- posted: Feb. 21, 2013
- Medical Malpractice
When you enter a hospital for a medical procedure, you trust that you are in good hands. After all, what could go wrong? It turns out a lot. Medical mistakes happen every day in hospitals and they kill more than a quarter million people every year in the United States. Even worse, some of the mistakes are shockingly negligent.
- Treating the wrong patient. Make sure the hospital staff checks your name, birth date, and barcode on your bracelet. Be especially vigilant if you have a common name — patients with similar names are often confused by hospital staff.
- Operating on the wrong body part. We’ve all heard the horror stories of the man who had the wrong leg amputated. The information can be incorrectly entered in a patient’s chart. A surgeon can misread the chart in haste. Staff members doing the surgical draping can obscure the mark showing the location of the operation. Make sure the correct body part is marked and reaffirm just before surgery. Don’t feel embarrassed to do so.

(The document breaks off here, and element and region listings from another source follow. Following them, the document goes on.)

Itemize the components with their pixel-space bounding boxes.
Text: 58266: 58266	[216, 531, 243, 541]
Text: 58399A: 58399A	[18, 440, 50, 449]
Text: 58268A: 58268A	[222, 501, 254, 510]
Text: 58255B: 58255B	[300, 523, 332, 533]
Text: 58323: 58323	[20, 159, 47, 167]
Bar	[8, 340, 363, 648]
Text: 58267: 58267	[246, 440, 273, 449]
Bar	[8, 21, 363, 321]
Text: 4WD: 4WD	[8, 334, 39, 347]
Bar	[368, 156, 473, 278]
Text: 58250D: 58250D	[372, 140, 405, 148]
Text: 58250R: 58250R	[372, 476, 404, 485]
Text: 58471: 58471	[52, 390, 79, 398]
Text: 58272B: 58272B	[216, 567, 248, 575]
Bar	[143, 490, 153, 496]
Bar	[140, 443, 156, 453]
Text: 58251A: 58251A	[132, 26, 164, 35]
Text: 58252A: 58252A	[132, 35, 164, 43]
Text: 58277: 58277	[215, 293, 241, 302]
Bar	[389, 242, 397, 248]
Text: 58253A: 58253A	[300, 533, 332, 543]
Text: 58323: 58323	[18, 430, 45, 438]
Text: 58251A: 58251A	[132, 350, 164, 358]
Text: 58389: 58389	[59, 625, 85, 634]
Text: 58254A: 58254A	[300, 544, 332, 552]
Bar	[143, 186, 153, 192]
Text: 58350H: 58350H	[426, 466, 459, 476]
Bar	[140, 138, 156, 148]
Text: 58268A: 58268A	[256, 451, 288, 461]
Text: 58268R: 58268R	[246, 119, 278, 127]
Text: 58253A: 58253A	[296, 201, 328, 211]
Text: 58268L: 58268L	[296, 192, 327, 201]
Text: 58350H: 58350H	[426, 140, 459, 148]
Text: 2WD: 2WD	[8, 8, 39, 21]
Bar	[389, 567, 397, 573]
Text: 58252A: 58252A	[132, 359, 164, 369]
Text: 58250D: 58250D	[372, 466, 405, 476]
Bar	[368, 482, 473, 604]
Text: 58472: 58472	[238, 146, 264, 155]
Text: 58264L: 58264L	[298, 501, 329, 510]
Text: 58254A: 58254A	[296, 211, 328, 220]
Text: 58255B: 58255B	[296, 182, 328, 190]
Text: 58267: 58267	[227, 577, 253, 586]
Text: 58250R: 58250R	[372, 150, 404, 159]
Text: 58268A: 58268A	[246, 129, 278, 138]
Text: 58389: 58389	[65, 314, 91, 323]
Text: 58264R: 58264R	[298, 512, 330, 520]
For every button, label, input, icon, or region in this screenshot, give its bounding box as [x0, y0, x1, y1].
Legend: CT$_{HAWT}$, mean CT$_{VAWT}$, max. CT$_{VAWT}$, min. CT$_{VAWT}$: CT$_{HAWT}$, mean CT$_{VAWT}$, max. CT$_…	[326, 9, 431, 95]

- Medical equipment left inside the body. Remember the Seinfeld episode where Kramer spits out a Junior Mint while watching an operation? It falls inside the open body cavity and the surgeon sews up the body unaware of it. While that scenario is far fetched, surgeons do leave tools inside the body after surgery. Surgical staff may miscount equipment used during surgery and the missing equipment isn’t noticed. If you experience unexpected pain, fever, or swelling after your surgery, report it to your doctor immediately and insist it is checked out.
- Losing the patient. Patients with certain types of mental disorders like dementia or autism are prone to wandering away. If your family member suffers from one of these disorders, remain extra vigilant. Make sure the hospital staff is aware of the condition and try to have family members remain at the hospital to help monitor the whereabouts of your loved one.
- Waking up during surgery. This is a horrifying mistake that occurs when an under-dose of anesthesia is used. Fortunately, most patients aren’t in pain when this happens, but they can feel when the surgeon cuts and moves internal body parts around. Ask your anesthesiologist to check that your anesthetic dosage is right for you.
The harm from medical errors is often avoidable. Having a trusted family member or friend with you to serve as your advocate when you are under the influence of medications in the hospital is one of many strategies you can use to help the doctors and nurses keep you safe. However, if you are the victim of a medical mistake, consult a knowledgeable medical malpractice attorney to help you determine the options available to you.